Devlet adamlarına karşı son derece sert davranan hükümdar, kendisini eleştiren kişi halktan biri olunca eski bir geleneğe, "Halkın, hükümdarlara Allah’ın emaneti olduğu" tavsiyesine uyar, eleştirene dokunmaz ve hoşnutsuzluğun sebebini öğrenmeye çalışırdı. Ama, bu gibi hadiselerin ardından garip söylentiler çıktığı da olurdu. Meselá, Üçüncü Selim’in yolunu kesip "Seninle şeriat dávam var!" diye bağıran bir dervişin evliyalığına inanılmış, İkinci Mahmud’a "Gözün körolsun" diye bağıran bir kadın ániden kendi körolunca da bu defa "Padişah velilere karıştı" denmişti.
MUSTAFA Kemal Öncel isimli vatandaşın Başbakan
Tayyip Erdoğan’a
"Hangi yüzle geliyor buraya?" diye bağırması üzerine Başbakan’ın
"Artistlik yapma lan" deyip hemen arkasından da
"Hadi ananı al git buradan" demesini hepimiz yadırgadık, böyle sözlerin bir başbakana hiç yakışmadığını söyledik.
"Başbakan’a da böyle hitap edilmez ki" diye düşünenlerimiz de oldu ama geçmişten gelen bazı gerçekleri gözardı
ettik: Sıradan insanların devlet büyüklerine vaktiyle istediklerini söylediklerini, üstelik eski devlet adamlarına çok daha ağır sözlerin edildiğini...
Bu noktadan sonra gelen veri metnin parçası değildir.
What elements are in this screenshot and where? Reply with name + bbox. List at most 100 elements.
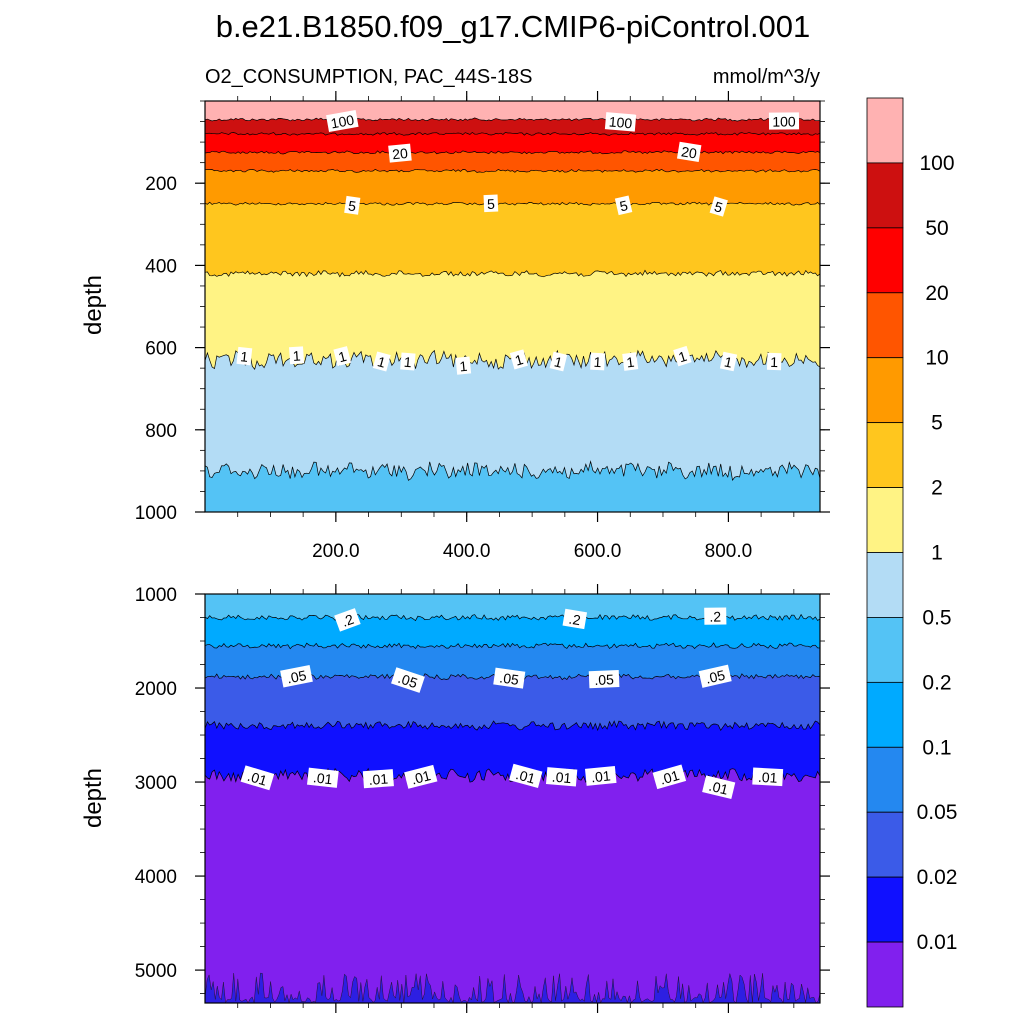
contour-label: .01 [307,767,339,788]
contour-label-text: 5 [487,196,496,212]
lower-panel: .2 .2 .2 .05 .05 .05 .05 .05 .01 .01 .01 .01 .01 .01.… [135,584,830,1013]
contour-label-text: 1 [770,354,778,370]
contour-line-0.01 [205,767,820,784]
contour-label-text: 1 [553,353,565,370]
contour-label: .05 [493,667,526,689]
units-label: mmol/m^3/y [713,66,820,88]
contour-label: .05 [391,667,425,693]
x-tick-label: 400.0 [443,541,491,562]
contour-label: 1 [549,351,568,372]
colorbar-box [866,422,904,488]
contour-label-text: 1 [625,354,635,371]
contour-line-0.5 [205,460,820,481]
colorbar-label: 50 [925,217,948,240]
contour-label: .05 [280,664,313,688]
contour-label-text: .01 [551,769,572,787]
colorbar-box [866,357,904,424]
contour-label-text: 1 [459,358,469,375]
contour-label: .01 [240,765,275,791]
colorbar-label: 0.02 [917,866,958,889]
variable-label: O2_CONSUMPTION, PAC_44S-18S [205,66,533,88]
contour-label-text: .01 [312,769,333,787]
colorbar-box [866,487,904,553]
contour-label-text: 20 [391,145,408,162]
contour-label-text: .05 [285,667,307,687]
band-fill-below-0.01 [205,768,820,1003]
contour-label: .01 [752,767,784,787]
contour-label: 1 [236,346,253,366]
contour-label: 1 [400,352,416,371]
contour-label-text: .01 [514,766,537,787]
contour-label-text: .01 [707,778,730,798]
colorbar-label: 10 [925,347,948,370]
contour-label-text: .05 [594,671,614,688]
contour-line-50 [205,131,820,136]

Padişahlar bir zamanların en kudretli kişileriydi ama onları da zaman zaman eleştirenler yahut yollarını kesip ağızlarına geleni söyleyenler çıkardı fakat o günlerle bugünler arasında bir fark vardı: Devlet adamlarına karşı gerektiğinde son derece sert olan hükümdar, icraatı ile ilgili olarak kendisini eleştiren kişi halktan biri olunca eski bir geleneğe,
"Halkın, hükümdarlara Allah’ın emaneti olduğu" tavsiyesine uyar, kendisini alenen eleştirene dokunmaz, hatta işi duymazlığa getirir ama hoşnutsuzluğun sebebini de hemen öğrenmeye çalışırdı.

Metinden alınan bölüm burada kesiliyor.